20 April 2000 | Elizabeth Bellamy
Banks are having to rethink their purchasing card charges because of one-off purchases that were larger than expected, writes Elizabeth Bellamy.
Purchasing cards had usually been used for low-value, high-volume transactions, said Patrick New, head of commercial cards at NatWest. But some large firms, including British Airways (BA), had started to use the cards in conjunction with e-commerce systems to buy high-value items.
New, who was speaking at the v.comm 2000 conference in London this month, said this meant the old fee system was no longer appropriate.
"At the moment there is a standard fee charged on all transactions of up to 2.5 per cent. This is fine for a £10 purchase, but when you start spending £1 million on the card, this is not a tenable situation," he said.
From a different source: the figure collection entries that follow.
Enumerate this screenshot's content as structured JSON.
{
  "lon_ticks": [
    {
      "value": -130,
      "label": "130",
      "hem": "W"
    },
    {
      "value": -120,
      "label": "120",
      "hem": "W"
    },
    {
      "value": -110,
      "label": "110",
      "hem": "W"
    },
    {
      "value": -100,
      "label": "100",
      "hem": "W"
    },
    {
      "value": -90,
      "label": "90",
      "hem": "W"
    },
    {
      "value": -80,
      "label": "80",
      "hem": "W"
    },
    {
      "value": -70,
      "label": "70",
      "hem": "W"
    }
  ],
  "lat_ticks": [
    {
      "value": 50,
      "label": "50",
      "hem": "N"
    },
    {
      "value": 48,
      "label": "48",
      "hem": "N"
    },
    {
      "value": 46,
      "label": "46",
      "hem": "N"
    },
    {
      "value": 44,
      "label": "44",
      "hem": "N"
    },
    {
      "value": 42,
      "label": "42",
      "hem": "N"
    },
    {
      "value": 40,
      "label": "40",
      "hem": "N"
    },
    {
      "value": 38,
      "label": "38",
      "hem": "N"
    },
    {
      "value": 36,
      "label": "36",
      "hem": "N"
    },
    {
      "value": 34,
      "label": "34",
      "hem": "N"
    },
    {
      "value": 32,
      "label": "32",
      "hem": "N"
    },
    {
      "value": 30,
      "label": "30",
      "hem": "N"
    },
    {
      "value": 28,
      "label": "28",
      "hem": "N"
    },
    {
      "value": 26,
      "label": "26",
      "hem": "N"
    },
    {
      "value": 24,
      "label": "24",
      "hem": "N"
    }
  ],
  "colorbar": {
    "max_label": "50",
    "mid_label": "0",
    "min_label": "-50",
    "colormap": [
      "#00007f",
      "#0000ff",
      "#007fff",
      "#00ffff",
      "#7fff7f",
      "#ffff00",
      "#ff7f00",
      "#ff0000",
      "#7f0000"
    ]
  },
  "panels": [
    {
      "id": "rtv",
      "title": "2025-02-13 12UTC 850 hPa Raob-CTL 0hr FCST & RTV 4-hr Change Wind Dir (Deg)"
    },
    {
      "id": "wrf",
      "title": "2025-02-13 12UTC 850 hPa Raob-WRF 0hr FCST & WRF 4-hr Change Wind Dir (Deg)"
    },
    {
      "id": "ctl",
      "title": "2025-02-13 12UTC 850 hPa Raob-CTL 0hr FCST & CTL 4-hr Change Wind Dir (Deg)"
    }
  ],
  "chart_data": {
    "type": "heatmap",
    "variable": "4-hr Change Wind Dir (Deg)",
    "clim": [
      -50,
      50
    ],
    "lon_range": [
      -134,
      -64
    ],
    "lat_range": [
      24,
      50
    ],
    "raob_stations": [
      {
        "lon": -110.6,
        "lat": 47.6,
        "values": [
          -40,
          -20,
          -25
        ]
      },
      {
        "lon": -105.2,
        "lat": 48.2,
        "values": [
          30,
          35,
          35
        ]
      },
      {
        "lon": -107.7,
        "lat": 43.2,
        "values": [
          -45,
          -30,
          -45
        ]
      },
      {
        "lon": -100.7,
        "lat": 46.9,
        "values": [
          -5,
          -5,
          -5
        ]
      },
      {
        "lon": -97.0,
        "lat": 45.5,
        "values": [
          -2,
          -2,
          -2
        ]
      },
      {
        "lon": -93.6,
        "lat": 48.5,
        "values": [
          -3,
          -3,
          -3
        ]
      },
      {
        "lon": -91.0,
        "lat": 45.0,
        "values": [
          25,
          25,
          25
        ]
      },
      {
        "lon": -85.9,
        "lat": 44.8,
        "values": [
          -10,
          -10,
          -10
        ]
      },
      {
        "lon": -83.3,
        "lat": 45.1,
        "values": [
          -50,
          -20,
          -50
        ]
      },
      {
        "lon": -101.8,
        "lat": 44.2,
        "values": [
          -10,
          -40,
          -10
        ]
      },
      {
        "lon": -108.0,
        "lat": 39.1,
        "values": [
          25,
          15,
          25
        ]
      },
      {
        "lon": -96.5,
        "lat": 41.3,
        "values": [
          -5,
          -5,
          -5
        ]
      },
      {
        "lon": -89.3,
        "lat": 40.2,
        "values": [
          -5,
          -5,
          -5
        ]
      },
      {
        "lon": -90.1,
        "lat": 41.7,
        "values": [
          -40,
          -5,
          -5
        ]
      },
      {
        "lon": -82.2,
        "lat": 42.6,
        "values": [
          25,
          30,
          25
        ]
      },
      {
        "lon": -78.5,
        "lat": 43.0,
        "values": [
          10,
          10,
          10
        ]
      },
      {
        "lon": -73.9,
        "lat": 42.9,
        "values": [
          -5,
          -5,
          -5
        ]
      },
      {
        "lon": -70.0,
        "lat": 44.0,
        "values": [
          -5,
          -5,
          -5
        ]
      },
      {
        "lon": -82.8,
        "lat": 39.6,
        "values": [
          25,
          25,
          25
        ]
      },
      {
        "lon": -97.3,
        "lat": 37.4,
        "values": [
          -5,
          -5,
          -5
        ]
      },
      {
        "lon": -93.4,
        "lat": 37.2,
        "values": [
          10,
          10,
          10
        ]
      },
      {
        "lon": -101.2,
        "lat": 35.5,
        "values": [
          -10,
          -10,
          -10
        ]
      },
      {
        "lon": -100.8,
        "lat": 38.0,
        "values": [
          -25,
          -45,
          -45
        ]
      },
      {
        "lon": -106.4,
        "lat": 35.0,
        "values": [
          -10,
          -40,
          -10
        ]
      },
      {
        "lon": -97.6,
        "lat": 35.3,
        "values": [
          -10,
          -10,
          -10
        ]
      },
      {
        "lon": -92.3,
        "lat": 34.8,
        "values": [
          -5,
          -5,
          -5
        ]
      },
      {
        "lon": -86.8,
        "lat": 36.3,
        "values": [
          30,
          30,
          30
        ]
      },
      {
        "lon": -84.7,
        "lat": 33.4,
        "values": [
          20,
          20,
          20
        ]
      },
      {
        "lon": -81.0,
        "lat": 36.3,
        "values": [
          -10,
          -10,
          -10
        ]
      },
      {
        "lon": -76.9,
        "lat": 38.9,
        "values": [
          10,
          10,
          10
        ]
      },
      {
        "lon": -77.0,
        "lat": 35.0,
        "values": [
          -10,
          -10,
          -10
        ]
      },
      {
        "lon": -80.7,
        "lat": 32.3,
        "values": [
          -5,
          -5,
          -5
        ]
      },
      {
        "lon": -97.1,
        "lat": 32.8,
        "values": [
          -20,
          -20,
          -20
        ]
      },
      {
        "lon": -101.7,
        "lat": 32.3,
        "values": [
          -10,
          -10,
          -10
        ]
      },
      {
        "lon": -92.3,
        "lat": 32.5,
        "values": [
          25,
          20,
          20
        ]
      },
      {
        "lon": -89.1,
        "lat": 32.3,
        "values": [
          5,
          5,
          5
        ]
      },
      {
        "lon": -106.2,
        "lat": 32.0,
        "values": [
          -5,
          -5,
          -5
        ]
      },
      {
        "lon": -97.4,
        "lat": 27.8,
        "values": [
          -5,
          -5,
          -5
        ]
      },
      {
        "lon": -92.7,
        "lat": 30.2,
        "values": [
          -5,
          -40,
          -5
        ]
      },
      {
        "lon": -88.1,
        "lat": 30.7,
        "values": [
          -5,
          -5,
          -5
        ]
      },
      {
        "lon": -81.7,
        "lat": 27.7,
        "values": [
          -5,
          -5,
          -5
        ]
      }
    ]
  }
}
BA launched its purchasing card with NatWest in 1998. Pat Rice, BA's e-commerce manager, said that only 1,400 of the 2,000 cards in circulation at the company are actively used, although this figure is growing since the cards became mandatory for purchasing last November. The value of goods purchased using the BA card ranged from 17p to £145,000, she said.
Howard Price, director of enterprise-to-enterprise purchasing at consultancy KPMG, said that purchasing card suppliers, such as Visa and American Express, were reviewing their services. "They are looking at the cards less as charge cards and more as an outsourced e-commerce service," he said.